The fund, which used to manage the bulk of the billionaire trader’s personal money, is where three out of the five former SAC employees implicated in the U.S. government’s insider trading investigation once worked.
On Tuesday, Mathew Martoma became the latest former CR Intrinsic portfolio manager to become embroiled in the probe when he was arrested and charged with having traded on illegally obtained non-public information about two drug companies. Federal prosecutors charged Martoma with using the illicit information to generate profits and avoid losses for Cohen’s firm that totaled $276 million.

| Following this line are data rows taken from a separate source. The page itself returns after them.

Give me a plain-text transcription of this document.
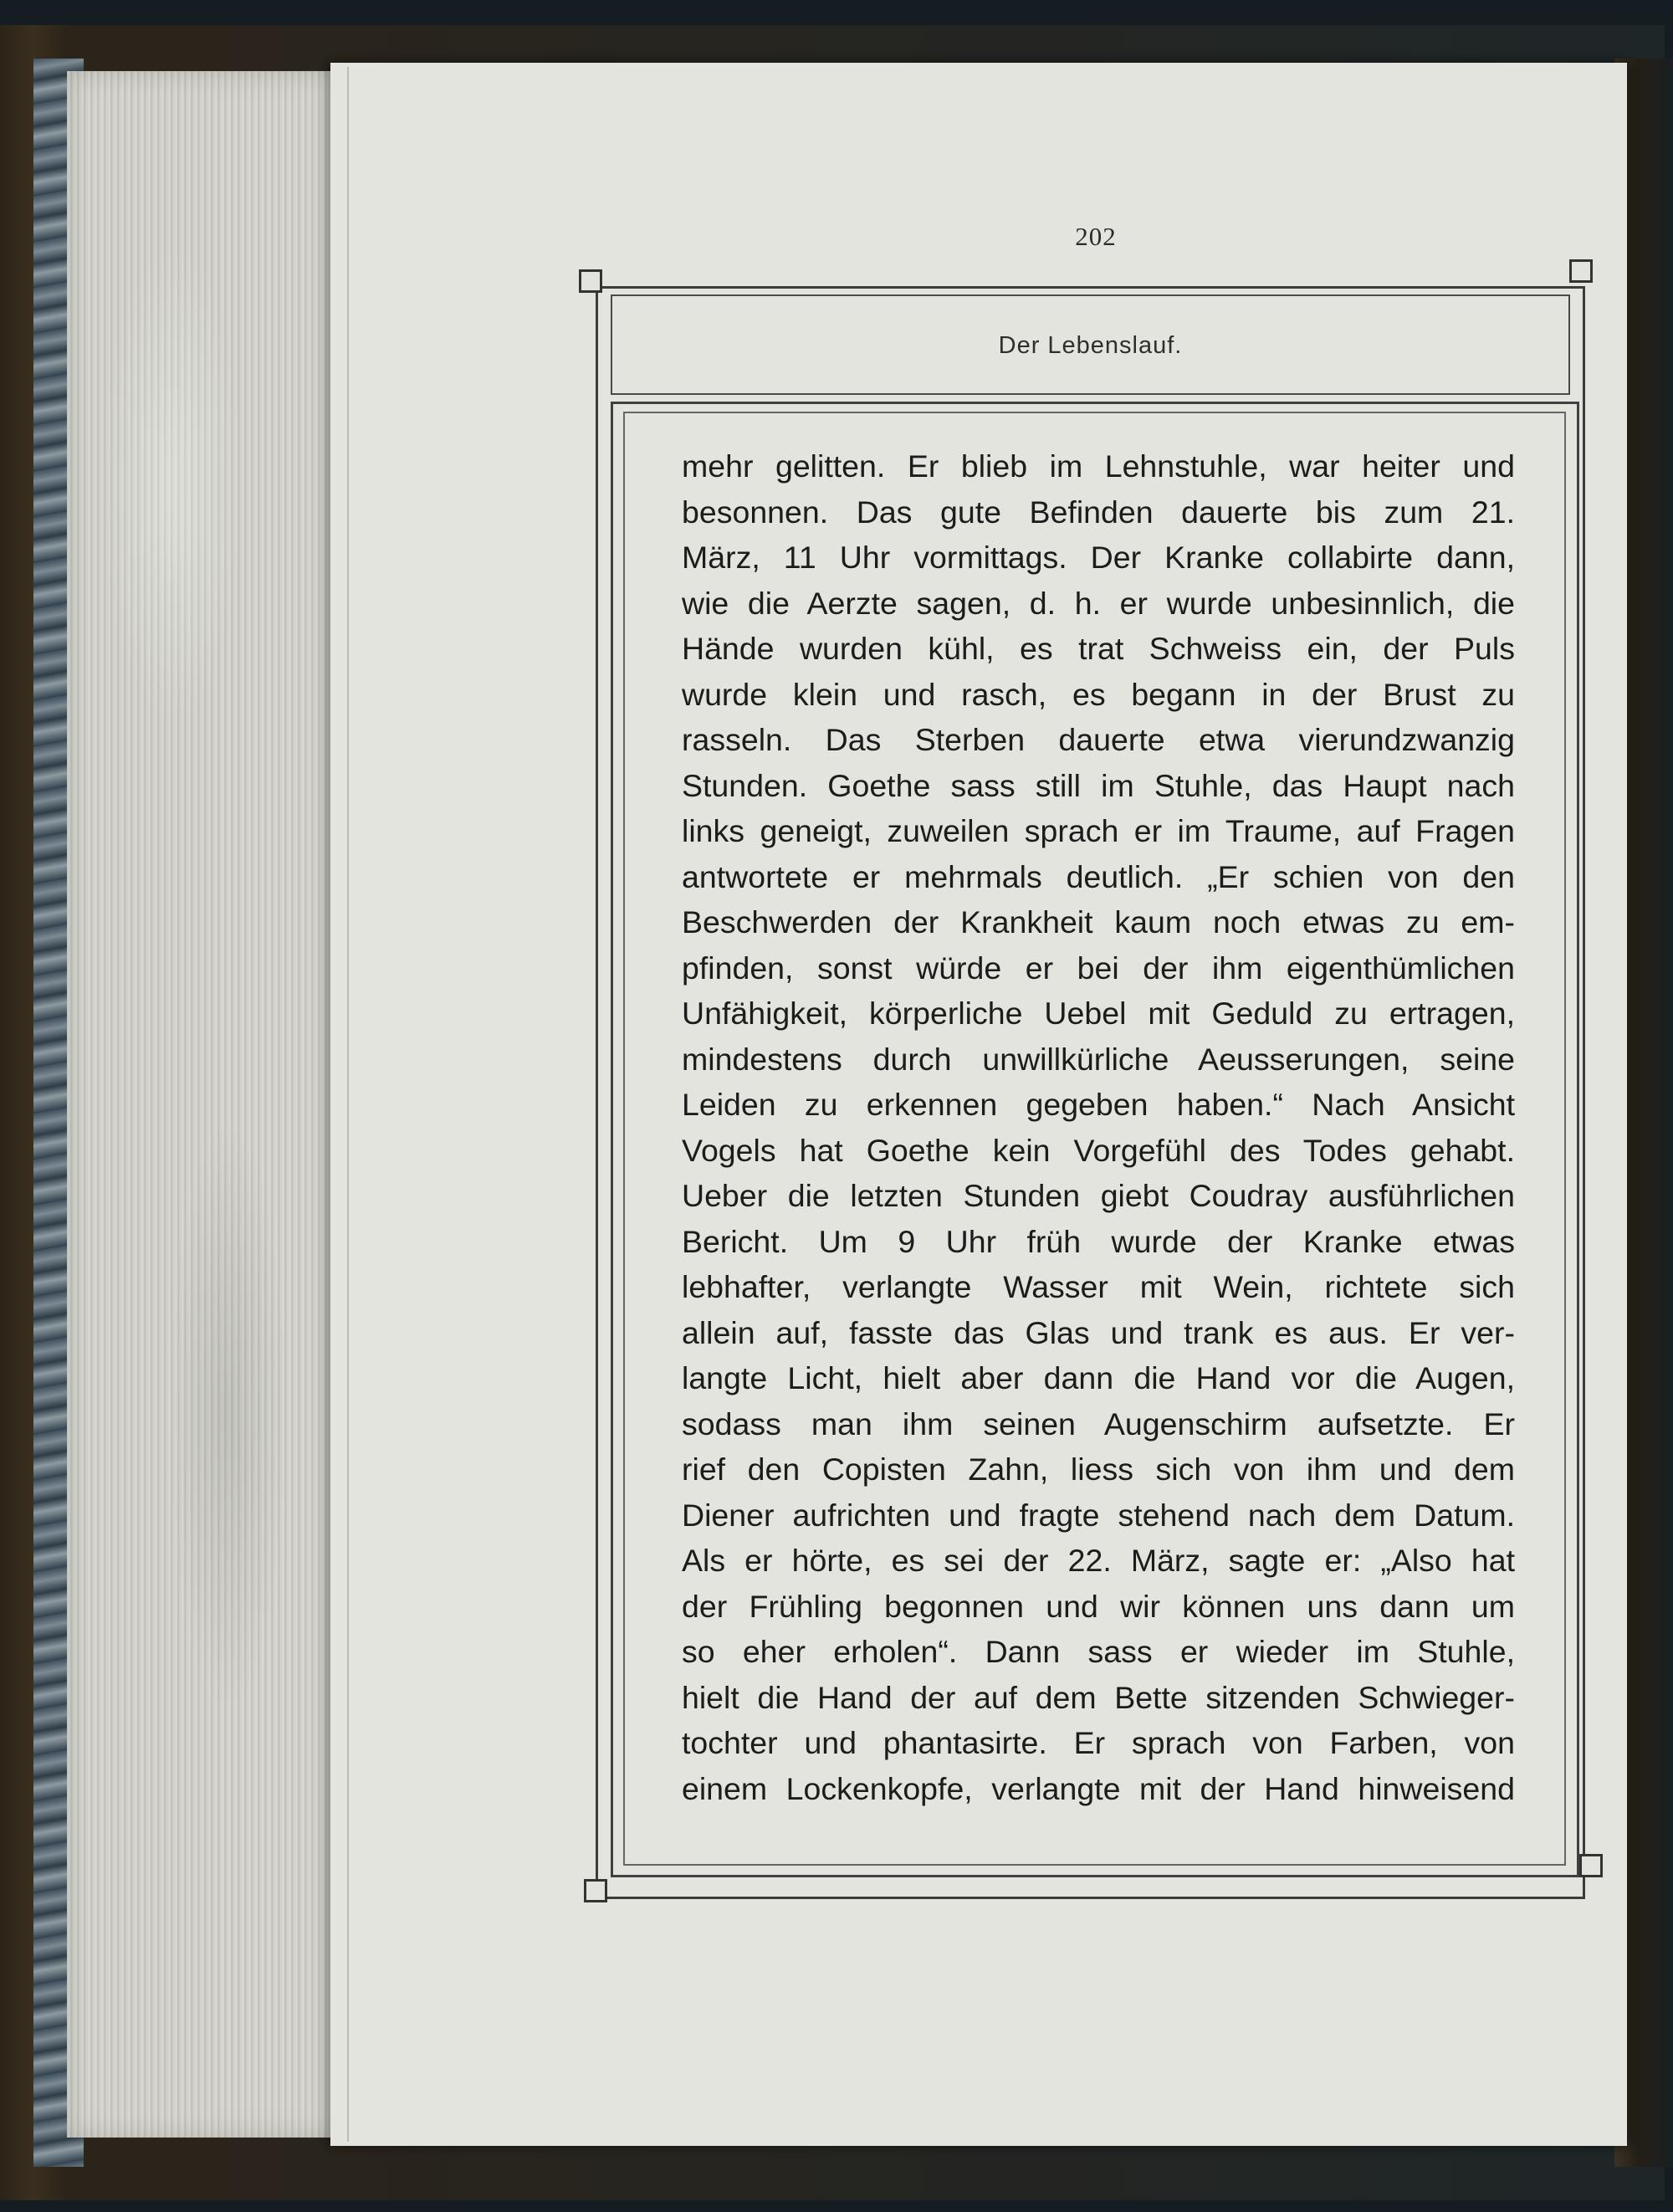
202
Der Lebenslauf.
mehr gelitten. Er blieb im Lehnstuhle, war heiter und
besonnen. Das gute Befinden dauerte bis zum 21.
März, 11 Uhr vormittags. Der Kranke collabirte dann,
wie die Aerzte sagen, d. h. er wurde unbesinnlich, die
Hände wurden kühl, es trat Schweiss ein, der Puls
wurde klein und rasch, es begann in der Brust zu
rasseln. Das Sterben dauerte etwa vierundzwanzig
Stunden. Goethe sass still im Stuhle, das Haupt nach
links geneigt, zuweilen sprach er im Traume, auf Fragen
antwortete er mehrmals deutlich. „Er schien von den
Beschwerden der Krankheit kaum noch etwas zu em-
pfinden, sonst würde er bei der ihm eigenthümlichen
Unfähigkeit, körperliche Uebel mit Geduld zu ertragen,
mindestens durch unwillkürliche Aeusserungen, seine
Leiden zu erkennen gegeben haben.“ Nach Ansicht
Vogels hat Goethe kein Vorgefühl des Todes gehabt.
Ueber die letzten Stunden giebt Coudray ausführlichen
Bericht. Um 9 Uhr früh wurde der Kranke etwas
lebhafter, verlangte Wasser mit Wein, richtete sich
allein auf, fasste das Glas und trank es aus. Er ver-
langte Licht, hielt aber dann die Hand vor die Augen,
sodass man ihm seinen Augenschirm aufsetzte. Er
rief den Copisten Zahn, liess sich von ihm und dem
Diener aufrichten und fragte stehend nach dem Datum.
Als er hörte, es sei der 22. März, sagte er: „Also hat
der Frühling begonnen und wir können uns dann um
so eher erholen“. Dann sass er wieder im Stuhle,
hielt die Hand der auf dem Bette sitzenden Schwieger-
tochter und phantasirte. Er sprach von Farben, von
einem Lockenkopfe, verlangte mit der Hand hinweisend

Cohen was not charged with any wrong doing, but federal prosecutors said the “owner” of the hedge fund signed off on Martoma’s recommendation to sell shares of the Elan and Wyeth, now owned by Pfizer.
Others who once worked at CR Intrinsic and have been implicated in the government’s long-running insider trading probe include Donald Longueuil and Jonathan Hollander. Longueuil pleaded guilty to insider trading on several technology stocks in April 2011 and was sentenced to 30 months in prison. Hollander, a former CR Intrinsic analyst, paid $222,000 to settle civil charges with the U.S. Securities and Exchange Commission over allegations he profited by trading on a tip about the buyout of a supermarket chain.
Cohen, who founded SAC Capital in 1992, opened CR Intrinsic in 2005. According to people familiar with Cohen, in 2008 he had much of his estimated net worth of $8.8 billion invested with the fund.
In its early days, CR Intrinsic was led by Matthew Grossman, who left the firm in 2007 to found his own hedge fund, Plural Investments, which shut down this August in the wake of mediocre performance.
According to people who had money with SAC, in-house research was especially prized at CR Intrinsic, and the trading horizon was generally a little longer when Cohen’s money made up the bulk of assets.
Martoma, who had previously lived in Massachusetts and was arrested in Florida, earned a $9 million bonus in 2008, the same year that prosecutors say the illegal trading occurred.
For SAC, 2008 was a particularly rough year, with the firm posting a 28 percent loss - Cohen’s first down year. A good deal of the losses happened at CR Intrinsic, and Cohen responded by moving a lot of money into cash and firing dozens of people at year’s end.